The Fallen Parler: Part One (A supernatural mystery thriller) (7 page)

 

Chapter seven

 

‘The Headmaster’s Office’

 

Fourth period was dragging. If it was the will of Monsieur Antionne to bore his class numb through longwinded explanations of French verbs, he had succeeded. Most of his students disengaged as soon as the lesson commenced. This was evident from the growing number of paper aeroplanes set to fly about the room. Also, the silly girls at the back of the classroom had since constructed detailed scribbles, which were passed sequentially, from desk to desk, until they returned to the original distributor. Once in a while, Monsieur Antionne would intercept a note and demand that the person responsible own up to it. Each time, he was answered with a set of mischievous giggles. Fortunately, the note labelled Mr. Antionne, which depicted an overweight balding man with a thick moustache, was not intercepted by the irritated teacher (though it set a loud chorus of chuckles around the class). Charlotte was particularly humoured by that note so she passed it to Sasha, who let out a loud snigger. Monsieur Antionne’s angry eyes scanned the room for the source of merriment.

‘You, Miss Fling,’ he said, casting a finger at Sasha, ‘out, now!’
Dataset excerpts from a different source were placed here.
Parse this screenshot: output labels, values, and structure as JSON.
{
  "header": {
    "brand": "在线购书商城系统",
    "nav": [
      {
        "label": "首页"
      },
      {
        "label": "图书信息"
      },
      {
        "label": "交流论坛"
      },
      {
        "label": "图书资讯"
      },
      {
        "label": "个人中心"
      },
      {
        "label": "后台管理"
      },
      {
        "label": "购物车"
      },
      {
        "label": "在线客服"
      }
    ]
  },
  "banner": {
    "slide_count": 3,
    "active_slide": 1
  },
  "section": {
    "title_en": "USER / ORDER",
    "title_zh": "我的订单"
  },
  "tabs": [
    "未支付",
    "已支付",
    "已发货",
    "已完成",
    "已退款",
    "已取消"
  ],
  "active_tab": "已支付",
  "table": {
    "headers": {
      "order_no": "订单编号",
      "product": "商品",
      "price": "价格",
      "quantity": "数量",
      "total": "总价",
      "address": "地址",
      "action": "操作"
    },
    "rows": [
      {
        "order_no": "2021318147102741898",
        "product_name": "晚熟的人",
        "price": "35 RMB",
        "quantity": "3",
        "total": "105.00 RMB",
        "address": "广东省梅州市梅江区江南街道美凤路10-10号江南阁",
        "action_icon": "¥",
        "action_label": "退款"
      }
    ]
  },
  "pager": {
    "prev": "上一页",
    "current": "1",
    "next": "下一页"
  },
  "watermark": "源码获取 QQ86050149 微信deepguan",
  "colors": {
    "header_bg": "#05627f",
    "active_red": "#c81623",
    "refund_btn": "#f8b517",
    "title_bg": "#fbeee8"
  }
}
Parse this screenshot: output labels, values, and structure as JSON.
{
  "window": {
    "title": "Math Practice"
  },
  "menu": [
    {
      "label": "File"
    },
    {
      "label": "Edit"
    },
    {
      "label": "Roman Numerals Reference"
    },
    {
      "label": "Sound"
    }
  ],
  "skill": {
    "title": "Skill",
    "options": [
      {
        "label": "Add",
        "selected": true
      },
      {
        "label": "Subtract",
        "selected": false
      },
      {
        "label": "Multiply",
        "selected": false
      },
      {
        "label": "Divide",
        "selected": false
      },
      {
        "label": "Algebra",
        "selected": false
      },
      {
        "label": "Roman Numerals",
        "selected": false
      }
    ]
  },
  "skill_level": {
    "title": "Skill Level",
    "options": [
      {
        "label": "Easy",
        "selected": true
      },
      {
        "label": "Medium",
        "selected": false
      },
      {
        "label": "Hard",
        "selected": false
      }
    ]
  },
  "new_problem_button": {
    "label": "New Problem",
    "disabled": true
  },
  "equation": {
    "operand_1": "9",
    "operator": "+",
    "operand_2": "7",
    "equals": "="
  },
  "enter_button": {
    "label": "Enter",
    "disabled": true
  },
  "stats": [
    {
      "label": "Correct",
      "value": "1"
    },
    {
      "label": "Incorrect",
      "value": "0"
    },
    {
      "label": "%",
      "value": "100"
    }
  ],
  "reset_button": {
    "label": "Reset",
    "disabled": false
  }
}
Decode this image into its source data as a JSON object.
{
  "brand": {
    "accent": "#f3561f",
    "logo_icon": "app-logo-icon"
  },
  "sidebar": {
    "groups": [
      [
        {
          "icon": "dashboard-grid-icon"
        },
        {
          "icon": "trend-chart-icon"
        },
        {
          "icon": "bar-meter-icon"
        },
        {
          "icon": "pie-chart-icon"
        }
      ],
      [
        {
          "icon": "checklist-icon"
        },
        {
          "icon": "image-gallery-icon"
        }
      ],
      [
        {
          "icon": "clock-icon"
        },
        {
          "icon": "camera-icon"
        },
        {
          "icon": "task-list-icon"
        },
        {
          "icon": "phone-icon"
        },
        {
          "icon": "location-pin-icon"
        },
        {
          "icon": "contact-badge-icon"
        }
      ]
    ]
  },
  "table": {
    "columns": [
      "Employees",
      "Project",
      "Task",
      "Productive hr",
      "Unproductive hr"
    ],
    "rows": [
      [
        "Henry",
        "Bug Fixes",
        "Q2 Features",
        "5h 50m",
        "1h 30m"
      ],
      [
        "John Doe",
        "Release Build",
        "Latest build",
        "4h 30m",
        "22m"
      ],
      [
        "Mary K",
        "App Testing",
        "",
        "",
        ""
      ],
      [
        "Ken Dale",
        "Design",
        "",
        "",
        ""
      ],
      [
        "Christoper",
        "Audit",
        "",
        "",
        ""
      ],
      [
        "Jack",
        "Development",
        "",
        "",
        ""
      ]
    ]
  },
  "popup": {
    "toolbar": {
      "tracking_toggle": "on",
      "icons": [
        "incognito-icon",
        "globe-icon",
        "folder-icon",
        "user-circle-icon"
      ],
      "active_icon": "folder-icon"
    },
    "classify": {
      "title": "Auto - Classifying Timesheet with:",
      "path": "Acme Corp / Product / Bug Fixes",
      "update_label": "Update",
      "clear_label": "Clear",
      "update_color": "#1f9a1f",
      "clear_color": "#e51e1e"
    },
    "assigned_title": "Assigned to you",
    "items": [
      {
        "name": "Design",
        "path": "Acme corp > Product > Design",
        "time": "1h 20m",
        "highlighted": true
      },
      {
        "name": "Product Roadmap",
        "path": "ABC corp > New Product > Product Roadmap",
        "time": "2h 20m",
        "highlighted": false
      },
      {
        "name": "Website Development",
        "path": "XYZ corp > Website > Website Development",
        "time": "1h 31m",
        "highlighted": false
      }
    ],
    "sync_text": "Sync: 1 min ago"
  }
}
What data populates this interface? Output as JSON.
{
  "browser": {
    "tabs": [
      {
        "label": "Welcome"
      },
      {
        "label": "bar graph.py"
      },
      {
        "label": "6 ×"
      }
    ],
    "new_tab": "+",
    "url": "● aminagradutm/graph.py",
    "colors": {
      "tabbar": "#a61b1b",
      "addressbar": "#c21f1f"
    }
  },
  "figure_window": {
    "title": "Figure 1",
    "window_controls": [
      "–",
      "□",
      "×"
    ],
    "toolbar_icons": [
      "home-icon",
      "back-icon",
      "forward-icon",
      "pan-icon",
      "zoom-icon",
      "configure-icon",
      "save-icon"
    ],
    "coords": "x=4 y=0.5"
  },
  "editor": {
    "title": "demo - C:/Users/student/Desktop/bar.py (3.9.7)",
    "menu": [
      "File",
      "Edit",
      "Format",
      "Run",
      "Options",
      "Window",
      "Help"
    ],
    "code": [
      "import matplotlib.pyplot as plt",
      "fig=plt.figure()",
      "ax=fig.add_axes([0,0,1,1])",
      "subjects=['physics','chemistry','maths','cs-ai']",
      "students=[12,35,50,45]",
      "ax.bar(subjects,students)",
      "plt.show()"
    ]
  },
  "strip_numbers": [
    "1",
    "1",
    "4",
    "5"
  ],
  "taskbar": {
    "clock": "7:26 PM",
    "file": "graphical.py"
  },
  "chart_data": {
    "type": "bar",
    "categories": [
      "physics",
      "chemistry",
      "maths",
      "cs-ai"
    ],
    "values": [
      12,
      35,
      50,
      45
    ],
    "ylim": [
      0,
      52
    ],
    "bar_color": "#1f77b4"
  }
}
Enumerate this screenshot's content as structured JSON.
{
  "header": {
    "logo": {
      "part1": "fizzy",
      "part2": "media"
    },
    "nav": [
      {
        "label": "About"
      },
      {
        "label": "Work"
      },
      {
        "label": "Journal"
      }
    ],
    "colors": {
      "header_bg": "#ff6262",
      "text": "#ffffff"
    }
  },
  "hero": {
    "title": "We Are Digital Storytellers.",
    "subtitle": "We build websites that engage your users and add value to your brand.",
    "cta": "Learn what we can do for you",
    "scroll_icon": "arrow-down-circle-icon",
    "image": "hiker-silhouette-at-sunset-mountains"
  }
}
Sasha rose from her seat, smirking. She would’ve been the twelfth student Monsieur Antionne had dismissed from the class; at this rate, he’d have no class left to teach. As Sasha departed the classroom, she winked at Charlotte. She was secretly relieved that she could start lunch a whole twenty minutes early. It was uncommon for students to be out of class at this hour; Sasha power-walked to the dinner hall and noted the unusual bareness of the corridors. There was a small figure at the end of the corridor. He was kneeling by the headmaster’s office; as Sasha approached him, he became larger and more familiar.

‘Bunking again, eh?’ she asked, ‘if you were trying to avoid Mrs. Quabble, I certainly wouldn’t hide outside the headmaster’s office.’

‘I’m not bunking,’ snapped Junior
, ‘and you should go.’

Droplets of perspiration collected on Junior’s forehead, he had both hands wrapped around the handle of the headmaster’s door. The young man appeared unusually troubled.

‘What exactly are you doing Junior…breaking and entering the headmaster’s office?’

‘Would you lower your voice!’ snapped Junior, angrily, ‘Quabble left only a few moments ago, this is my only chance.’

‘Chance for what!’ shrieked Sasha, ‘chance to get expelled!’

‘You won’t understand, there’s something I need … something in the headmaster’s records.’


What!’

‘I need to find out about a man, Arthur Mannox, he lived in Shorebridge and probably went to St. Andrews…they’ll have his files here.’

Junior pressed his forehead against the headmaster’s door, unwilling to be moved. The reality of what he was attempting suddenly hit. Shockingly, he had thought the plan over many times. In fact, it had kept him from sleep last night and when he finally slept, he dreamt of executing the very same mission which he was attempting now…getting Arthur Mannox’s file.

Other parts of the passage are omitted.